*Kelancangan Ahlul Kitab terhadap Kitab Suci-Nya*

وَإِنَّ مِنْهُمْ لَفَرِيْقًا يَلْوُوْنَ أَلْسِنَتَهُمْ بِالْكِتَابِ
لِتَحْسَبُوْهُ مِنَ الْكِتَابِ وَمَا هُوَ مِنَ الْكِتَابِ وَيَقُوْلُوْنَ
هُوَ مِنْ عِنْدِ اللهِ وَمَا هُوَ مِنْ عِنْدِ اللهِ وَيَقُوْلُوْنَ عَلَى
اللهِ الْكَذِبَ وَهُمْ يَعْلَمُوْنَ

“Sesungguhnya ada segolongan di antara mereka yang memutar-mutar lidahnya
membaca Al Kitab, supaya kamu mengira yang dibacanya itu sebagian dari Al
Kitab, padahal ia bukan dari Al Kitab dan mereka mengatakan: ‘Ini (yang
dibaca itu datang) dari sisi Allah’, padahal ia bukan dari sisi Allah.
Mereka berkata dusta terhadap Allah, sedang mereka mengetahui.” (Ali
‘Imran: 78)

*Penjelasan Mufradat Ayat*

مِنْهُمْ

Di antara mereka, yaitu kaum Yahudi yang ada di sekitar kota Madinah.
Sebab, kata ganti “mereka” di sini kembali ke firman Allah 'Azza wa Jalla
sebelumnya yang menjelaskan tentang keadaan mereka. (Tafsir Ath-Thabari,
3/323)

يَلْوُوْنَ

Memutar-mutar lidahnya, yaitu mereka men-tahrif (mengubahnya), sebagaimana
dinukil dari Mujahid, Asy-Sya’bi, Al-Hasan, Qatadah, dan Rabi’ bin Anas.
Demikian pula yang diriwayatkan Al-Bukhari dari Ibnu ‘Abbas bahwa mereka
mengubah dan menghilangkannya, dan tidak ada seorangpun dari makhluk Allah
'Azza wa Jalla mampu menghilangkan lafadz kitab dari kitab-kitab Allah.
Namun mereka mengubah dan mentakwilnya bukan di atas penakwilan
sebenarnya.” (Tafsir Ibnu Katsir, 1/377, lihat pula Tafsir Ath-Thabari,
3/324)

Qatadah rahimahullahu berkata:
“Mereka adalah Yahudi, musuh Allah 'Azza wa Jalla. Mereka mengubah kitab
Allah 'Azza wa Jalla, membuat bid’ah di dalamnya, kemudian mengira bahwa
itu dari sisi Allah 'Azza wa Jalla.” (Tafsir Ath-Thabari, 3/324)

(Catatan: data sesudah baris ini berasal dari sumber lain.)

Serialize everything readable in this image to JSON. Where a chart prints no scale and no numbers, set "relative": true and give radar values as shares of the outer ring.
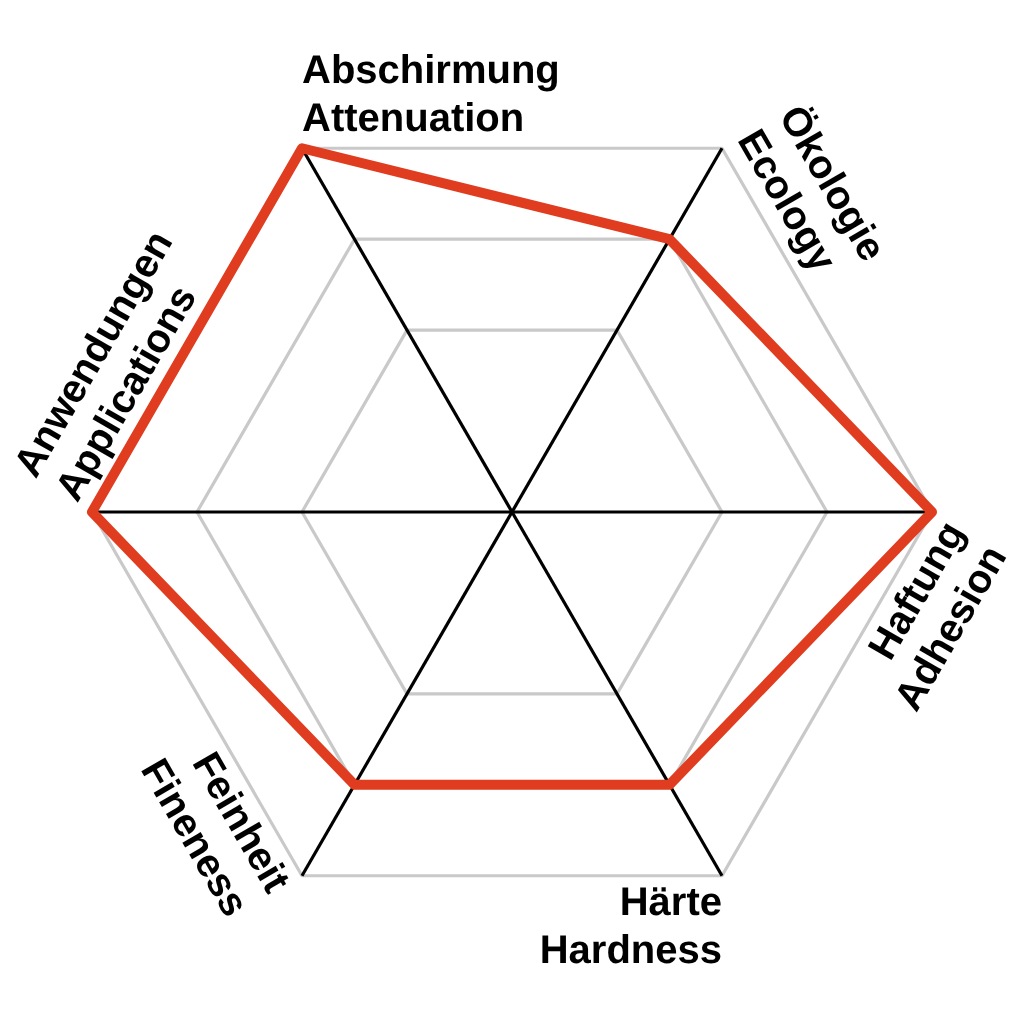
{
  "chart_data": {
    "type": "radar",
    "categories": [
      "Ökologie\nEcology",
      "Haftung\nAdhesion",
      "Härte\nHardness",
      "Feinheit\nFineness",
      "Anwendungen\nApplications",
      "Abschirmung\nAttenuation"
    ],
    "relative": true,
    "series": [
      {
        "color": "#e03c1f",
        "values": [
          0.75,
          1,
          0.75,
          0.75,
          1,
          1
        ]
      }
    ],
    "grid": true,
    "legend": false,
    "marker": "none"
  }
}
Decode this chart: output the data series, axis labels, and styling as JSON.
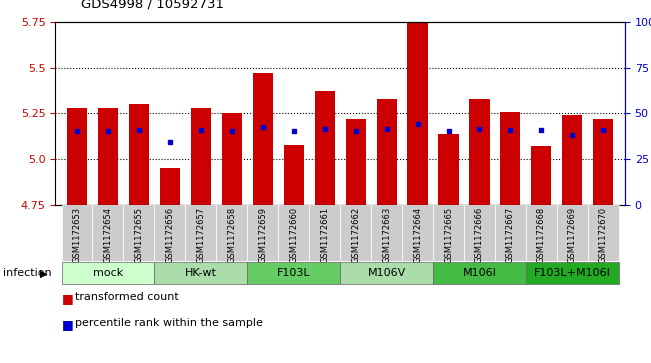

Adapun dalam qira`ah (bacaan) Abu Ja’far dan Syaibah dibaca dengan
“yulawwuun”, yang menunjukkan makna lebih sering dalam mengerjakan hal
tersebut. (Tafsir Al-Qurthubi, 4/121)

*Penjelasan Makna Ayat*


Al-’Allamah Abdurrahman As-Sa’di rahimahullahu berkata menjelaskan ayat ini:

“Allah 'Azza wa Jalla mengabarkan bahwa di antara ahli kitab ada yang
mempermainkan lisannya dengan Al-Kitab, yaitu memalingkan dan mengubah dari
maksud sebenarnya. Dan ini mencakup mengubah lafadz dan maknanya. Padahal
tujuan dari adanya Al-Kitab adalah untuk memelihara lafadznya dan tidak
mengubahnya, serta memahami maksud dari ayat tersebut dan memahamkannya.
Mereka justru bertolak belakang dengan hal ini. Mereka memahamkan selain
apa yang diinginkan dari Al-Kitab, baik dengan sindiran maupun
terang-terangan. Adapun secara sindiran terdapat pada firman-Nya

لِتَحْسَبُوْهُ مِنَ الْكِتَابِ

(agar kalian menyangkanya dari Al-Kitab) yaitu mereka memutar-mutar
lisannya dan memberikan kesan kepadamu bahwa itulah maksud dari kitab Allah
'Azza wa Jalla. Padahal bukan itu yang dimaksud. Adapun yang secara
terang-terangan, terdapat pada firman-Nya:

وَيَقُوْلُوْنَ هُوَ مِنْ عِنْدِ اللهِ وَمَا هُوَ مِنْ عِنْدِ اللهِ
وَيَقُوْلُوْنَ عَلَى اللهِ الْكَذِبَ وَهُمْ يَعْلَمُوْنَ

“Dan mereka mengatakan bahwa itu dari sisi Allah, padahal bukan dari sisi
Allah. Mereka mengada-ada atas nama Allah dengan kedustaan dalam keadaan
mereka mengetahui.”

Dan ini lebih besar dosanya daripada orang yang mengada-ada atas nama Allah
'Azza wa Jalla tanpa ilmu. Mereka ini berdusta atas nama Allah 'Azza wa
Jalla, kemudian menggabungkan antara menghilangkan makna yang haq dan
menetapkan makna yang batil, dan mendudukkan lafadz yang menunjukkan
kebenaran untuk dibawa kepada makna yang batil, dalam keadaan mereka
mengetahui.” (Taisir Al-Karim Ar-Rahman, hal. 136)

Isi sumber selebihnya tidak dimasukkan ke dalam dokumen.